Monday, 29 November 2021

Diaspora Discourse : Be Mindful Of Which Trees To Plant

 



with Davison Muropa





A lot of countries are now battling with having to undo what they considered progressive developments decades and centuries ago. 



The wrong trees planted in the wrong place can be a catastrophe. 



The Western Cape of South Africa is famous for its ecosystem called Fynbos. 



It has over 9,000 plant species; many of which are found nowhere else on earth. 



This ecosystem supports a great diversity of wild life including insects, birds, reptiles and small mammals. 



The Fynbos is critical to the City of Cape Town which in 2018 was facing disaster. 



After 3 years of drought Cape Tow was days away from no water and it had to restrict water usage by residents to 50 litres a day. 



Cape Town gets its water from the Fynbos System in the mountains that surround the city. 



The Cape Town Fynbos can cope with intermittent rainfall since it receives and captures moisture from regular coastal fog when cold air from the ocean condenses over the warm land. 



But over the centuries inversive species of flora have been introduced to this finely tuned landscape, upsetting the balance. 
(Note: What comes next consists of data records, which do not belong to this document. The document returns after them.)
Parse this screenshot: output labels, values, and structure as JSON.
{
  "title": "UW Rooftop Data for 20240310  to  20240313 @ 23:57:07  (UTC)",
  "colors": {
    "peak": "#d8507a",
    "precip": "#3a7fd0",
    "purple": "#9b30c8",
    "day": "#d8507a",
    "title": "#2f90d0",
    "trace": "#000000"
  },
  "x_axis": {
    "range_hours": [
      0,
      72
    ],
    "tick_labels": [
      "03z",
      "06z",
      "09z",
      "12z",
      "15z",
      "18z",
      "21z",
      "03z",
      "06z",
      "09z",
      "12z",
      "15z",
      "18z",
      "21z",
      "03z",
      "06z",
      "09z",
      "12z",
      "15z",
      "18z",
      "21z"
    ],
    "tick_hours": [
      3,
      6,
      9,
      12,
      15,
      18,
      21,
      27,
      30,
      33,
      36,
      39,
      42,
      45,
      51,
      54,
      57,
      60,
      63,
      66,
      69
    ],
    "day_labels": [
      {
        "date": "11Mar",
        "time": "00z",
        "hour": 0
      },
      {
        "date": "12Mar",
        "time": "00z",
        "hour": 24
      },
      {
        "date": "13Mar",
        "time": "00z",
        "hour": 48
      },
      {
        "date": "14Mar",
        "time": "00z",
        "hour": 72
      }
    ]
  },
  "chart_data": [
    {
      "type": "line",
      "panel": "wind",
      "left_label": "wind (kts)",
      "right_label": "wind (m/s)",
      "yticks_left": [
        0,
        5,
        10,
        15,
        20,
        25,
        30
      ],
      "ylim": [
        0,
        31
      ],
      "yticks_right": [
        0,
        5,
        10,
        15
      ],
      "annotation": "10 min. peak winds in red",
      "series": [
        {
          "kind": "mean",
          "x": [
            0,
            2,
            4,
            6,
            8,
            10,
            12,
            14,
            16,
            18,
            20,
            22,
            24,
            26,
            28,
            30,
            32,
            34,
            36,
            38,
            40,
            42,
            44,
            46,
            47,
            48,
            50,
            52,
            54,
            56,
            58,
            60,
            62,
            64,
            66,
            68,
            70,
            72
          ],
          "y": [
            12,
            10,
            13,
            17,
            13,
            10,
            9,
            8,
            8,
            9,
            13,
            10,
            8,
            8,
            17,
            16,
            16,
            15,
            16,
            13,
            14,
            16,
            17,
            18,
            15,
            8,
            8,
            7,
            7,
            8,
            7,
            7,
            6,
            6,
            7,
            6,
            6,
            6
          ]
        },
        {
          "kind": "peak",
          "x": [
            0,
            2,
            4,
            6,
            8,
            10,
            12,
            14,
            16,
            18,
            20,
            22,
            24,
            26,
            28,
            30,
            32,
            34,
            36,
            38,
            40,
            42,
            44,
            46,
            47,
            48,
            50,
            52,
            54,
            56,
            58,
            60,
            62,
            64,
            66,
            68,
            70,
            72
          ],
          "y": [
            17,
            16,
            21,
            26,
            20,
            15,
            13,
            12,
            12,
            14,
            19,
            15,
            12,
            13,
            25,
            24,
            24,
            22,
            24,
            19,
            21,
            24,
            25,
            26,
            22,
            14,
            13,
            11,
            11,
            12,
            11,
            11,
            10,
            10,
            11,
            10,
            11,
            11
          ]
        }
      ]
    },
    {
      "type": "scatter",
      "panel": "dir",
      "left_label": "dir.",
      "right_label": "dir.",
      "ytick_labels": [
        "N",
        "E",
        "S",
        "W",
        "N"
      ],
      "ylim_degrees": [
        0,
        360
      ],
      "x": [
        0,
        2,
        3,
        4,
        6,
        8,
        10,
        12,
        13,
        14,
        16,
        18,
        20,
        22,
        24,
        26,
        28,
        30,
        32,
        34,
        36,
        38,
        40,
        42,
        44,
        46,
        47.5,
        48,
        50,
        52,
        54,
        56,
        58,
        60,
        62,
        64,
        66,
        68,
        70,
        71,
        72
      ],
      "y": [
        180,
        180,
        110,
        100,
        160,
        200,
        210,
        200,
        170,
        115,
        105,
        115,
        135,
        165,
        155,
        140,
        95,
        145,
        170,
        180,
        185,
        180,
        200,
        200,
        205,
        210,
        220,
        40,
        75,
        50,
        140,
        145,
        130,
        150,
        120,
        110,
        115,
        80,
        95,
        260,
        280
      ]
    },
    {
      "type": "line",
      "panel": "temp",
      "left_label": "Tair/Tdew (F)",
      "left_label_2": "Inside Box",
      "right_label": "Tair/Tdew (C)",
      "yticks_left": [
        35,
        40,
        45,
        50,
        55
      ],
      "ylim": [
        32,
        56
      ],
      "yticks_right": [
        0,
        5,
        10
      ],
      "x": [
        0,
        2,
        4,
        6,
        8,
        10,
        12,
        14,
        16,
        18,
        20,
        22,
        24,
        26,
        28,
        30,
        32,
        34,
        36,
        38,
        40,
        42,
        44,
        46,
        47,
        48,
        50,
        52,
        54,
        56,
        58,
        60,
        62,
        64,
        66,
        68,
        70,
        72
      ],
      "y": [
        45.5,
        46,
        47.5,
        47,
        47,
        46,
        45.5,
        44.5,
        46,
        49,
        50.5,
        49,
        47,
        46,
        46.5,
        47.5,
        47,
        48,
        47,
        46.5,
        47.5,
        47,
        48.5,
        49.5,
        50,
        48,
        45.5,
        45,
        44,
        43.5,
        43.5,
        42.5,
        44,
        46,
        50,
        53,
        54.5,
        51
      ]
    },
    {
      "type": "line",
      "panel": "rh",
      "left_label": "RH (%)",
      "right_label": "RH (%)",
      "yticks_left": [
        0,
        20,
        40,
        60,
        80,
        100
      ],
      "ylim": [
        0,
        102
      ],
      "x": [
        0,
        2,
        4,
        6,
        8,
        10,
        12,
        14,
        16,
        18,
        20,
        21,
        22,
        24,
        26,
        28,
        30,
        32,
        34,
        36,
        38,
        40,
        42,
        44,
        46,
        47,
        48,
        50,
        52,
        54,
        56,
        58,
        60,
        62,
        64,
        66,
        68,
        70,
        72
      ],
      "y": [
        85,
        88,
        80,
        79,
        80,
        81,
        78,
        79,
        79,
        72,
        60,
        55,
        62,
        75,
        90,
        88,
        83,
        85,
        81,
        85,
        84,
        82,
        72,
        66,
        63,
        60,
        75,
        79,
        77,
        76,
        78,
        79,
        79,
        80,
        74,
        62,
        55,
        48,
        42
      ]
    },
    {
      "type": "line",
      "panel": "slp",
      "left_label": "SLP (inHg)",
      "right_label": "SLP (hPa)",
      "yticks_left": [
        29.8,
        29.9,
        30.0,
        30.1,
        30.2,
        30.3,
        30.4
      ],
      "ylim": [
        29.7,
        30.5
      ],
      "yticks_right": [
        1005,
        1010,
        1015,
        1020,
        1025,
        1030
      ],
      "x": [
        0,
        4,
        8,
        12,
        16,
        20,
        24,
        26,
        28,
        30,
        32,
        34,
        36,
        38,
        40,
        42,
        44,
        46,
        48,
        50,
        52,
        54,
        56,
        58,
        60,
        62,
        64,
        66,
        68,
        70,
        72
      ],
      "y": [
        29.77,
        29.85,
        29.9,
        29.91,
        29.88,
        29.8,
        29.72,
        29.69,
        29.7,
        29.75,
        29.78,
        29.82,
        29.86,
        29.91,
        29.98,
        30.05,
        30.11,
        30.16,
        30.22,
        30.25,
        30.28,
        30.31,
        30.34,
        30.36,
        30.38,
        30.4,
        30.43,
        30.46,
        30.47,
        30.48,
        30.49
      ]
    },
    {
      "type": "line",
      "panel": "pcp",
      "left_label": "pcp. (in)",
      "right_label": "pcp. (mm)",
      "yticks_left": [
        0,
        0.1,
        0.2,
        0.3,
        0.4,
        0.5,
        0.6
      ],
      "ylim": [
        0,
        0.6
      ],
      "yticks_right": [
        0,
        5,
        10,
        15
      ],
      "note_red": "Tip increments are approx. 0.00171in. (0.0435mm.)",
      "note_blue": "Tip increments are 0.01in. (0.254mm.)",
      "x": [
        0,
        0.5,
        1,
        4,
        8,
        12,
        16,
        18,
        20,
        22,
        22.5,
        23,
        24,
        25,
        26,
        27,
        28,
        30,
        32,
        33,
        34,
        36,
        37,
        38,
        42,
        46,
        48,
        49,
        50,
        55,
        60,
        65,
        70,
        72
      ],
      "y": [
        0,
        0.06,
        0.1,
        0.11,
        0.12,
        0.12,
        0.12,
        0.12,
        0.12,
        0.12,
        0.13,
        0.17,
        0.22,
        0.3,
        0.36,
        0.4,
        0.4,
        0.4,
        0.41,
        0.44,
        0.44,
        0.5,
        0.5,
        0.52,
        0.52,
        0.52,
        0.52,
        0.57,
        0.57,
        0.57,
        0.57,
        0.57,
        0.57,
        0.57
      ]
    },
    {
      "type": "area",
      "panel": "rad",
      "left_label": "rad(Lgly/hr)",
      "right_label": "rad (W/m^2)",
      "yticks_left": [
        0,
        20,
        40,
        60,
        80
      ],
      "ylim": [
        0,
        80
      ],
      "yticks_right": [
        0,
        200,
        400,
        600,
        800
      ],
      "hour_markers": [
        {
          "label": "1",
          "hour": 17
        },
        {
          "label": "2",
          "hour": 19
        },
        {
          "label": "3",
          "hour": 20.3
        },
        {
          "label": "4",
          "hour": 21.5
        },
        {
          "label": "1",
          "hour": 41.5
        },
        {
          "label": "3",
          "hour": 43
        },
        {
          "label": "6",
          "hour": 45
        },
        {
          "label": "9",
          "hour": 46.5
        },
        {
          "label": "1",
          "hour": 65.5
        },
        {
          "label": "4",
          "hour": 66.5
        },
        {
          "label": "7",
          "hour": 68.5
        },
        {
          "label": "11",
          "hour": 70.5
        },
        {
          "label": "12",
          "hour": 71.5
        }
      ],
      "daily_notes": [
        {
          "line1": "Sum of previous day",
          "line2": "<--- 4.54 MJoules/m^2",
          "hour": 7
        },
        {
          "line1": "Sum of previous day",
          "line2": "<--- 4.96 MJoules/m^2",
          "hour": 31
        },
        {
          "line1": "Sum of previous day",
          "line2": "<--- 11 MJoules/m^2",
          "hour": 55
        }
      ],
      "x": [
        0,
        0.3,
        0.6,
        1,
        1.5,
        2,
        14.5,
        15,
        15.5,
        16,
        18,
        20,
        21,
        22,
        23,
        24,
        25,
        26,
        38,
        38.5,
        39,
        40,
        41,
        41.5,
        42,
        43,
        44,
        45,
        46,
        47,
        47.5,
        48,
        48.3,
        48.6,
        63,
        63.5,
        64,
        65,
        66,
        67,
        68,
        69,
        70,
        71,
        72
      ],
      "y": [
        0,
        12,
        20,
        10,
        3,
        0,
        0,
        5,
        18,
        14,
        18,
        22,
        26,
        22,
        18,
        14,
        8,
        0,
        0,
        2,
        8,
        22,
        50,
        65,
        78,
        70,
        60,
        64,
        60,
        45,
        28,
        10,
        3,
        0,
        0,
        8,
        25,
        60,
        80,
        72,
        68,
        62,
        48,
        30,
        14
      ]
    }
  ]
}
Alien plants like pine trees were introduced from Europe and Australia for timber. 



These species with their deep tap root systems use more water than the native species. 



Now about 70% of the CT watershed is invaded by alien plants drinking vast amounts of water before it can get to water reservoirs. 



Now Cape Town has engaged a special trained team which goes to the most inaccessible places to cut down the pine trees which drink as much as 30 litres of water each per day thus loosing the region 55 billion litres of water each year. 



There is no quick fix with this as the inversive seeds can lie dormant for many years. 



Fortunately the rains came in 2018 averting the water crisis. 



The question of eucalyptus trees in Zimbabwe is still under discussion 



Till next week, be blessed.



*Davison Muropa is a Zimbabwean based in Birmingham, UK.